Since there is not much difference in r between the top and bottom of the building, g is about the same at the top of the building as it is at ground level. But if you could build a tower 4000 miles high (one earth radius) you would now be twice as far away from the center of the planet, and the gravitational acceleration would be 1/4 what it is at the surface. in our equation, r is doubled, so 1/r**2 is one fourth as big. That square exponent changes things in a hurry.

So the gravitational acceleration varies as the mass of the earth, and as the inverse square of the distance to the center of mass of the planet. So as the brick falls off our big tower, not only does it speed up, but its acceleration increases as well. The equation gives you the instantaneous acceleration at every point. To calculate its speed at that point you need calculus.

Now you would think that if you could magically transport yourself to a cave at the very center of the earth, r would be 0 and your acceleration would be infinite. But it doesn’t work that way. Under the earth’s surface, some atoms are pulling you towards the center, but they are counteracted by atoms between you and the surface.

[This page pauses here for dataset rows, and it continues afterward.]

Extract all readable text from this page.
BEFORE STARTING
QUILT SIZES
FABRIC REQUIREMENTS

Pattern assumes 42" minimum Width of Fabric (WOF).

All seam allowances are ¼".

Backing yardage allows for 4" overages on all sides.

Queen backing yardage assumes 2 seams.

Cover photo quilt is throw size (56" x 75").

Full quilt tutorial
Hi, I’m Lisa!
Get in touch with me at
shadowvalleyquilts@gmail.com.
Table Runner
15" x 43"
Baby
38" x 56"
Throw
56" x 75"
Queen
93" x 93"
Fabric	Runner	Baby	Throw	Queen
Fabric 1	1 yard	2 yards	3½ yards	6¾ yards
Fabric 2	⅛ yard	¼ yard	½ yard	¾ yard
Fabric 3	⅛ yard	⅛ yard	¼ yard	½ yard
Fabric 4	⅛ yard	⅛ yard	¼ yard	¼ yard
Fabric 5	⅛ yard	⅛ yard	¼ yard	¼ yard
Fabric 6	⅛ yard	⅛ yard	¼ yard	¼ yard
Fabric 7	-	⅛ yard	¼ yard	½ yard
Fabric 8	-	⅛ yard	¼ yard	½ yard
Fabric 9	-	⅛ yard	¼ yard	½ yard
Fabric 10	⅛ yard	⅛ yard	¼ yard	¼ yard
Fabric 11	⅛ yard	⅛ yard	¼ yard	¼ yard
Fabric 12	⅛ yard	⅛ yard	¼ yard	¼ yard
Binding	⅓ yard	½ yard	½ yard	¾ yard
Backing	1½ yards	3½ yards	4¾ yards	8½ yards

At the centroid, you are being simultaneously accelerated in all directions, they would all cancel out, so you would be weightless.

So what’s this got to do with black holes? Well, lets imagine our sun (its mass is, of course, 1 solar mass, by definition) were to suddenly collapse into a black hole just a few miles across. Would the earth be sucked into the hole, along with the rest of the solar system? No, because our distance to the sun’s center of mass is still 1 astronomical unit. The newly formed black hole would still mass one solar mass. The gravitational acceleration on earth due to the sun would remain exactly the same. The earth and the rest of the solar system would continue orbiting the new dark sun exactly as they always did. The great increase in gravitational acceleration associated with black holes isn’t because they are so much heavier, its because they are so small you can get a lot closer to their centers.

Lets go back to the earth, and our building and brick example. Suppose you could magically squeeze the earth to half is current size, ( 2000 miles radius, not 4000) without altering its mass.
If you now stood on its surface, the mass of the earth M is still the same, but your distance r is now half as much. Your gravitational acceleration g is now 4 times as much: 39.2 m/s**2. Since “weight” is mass times acceleration, a 200 pound man would now weigh 800 pounds! You can see how the gravity at the surface of a small body can quickly rise to crushing strength as it shrinks, even if it remains the same mass.

So to sum up, don’t think of black holes as sucking up everything in sight. Any star that becomes a black hole still has the exact same gravitational attraction to distant objects as it did before. Only when you approach closer than what used to be the surface radius of the original star does the acceleration start climbing out of sight.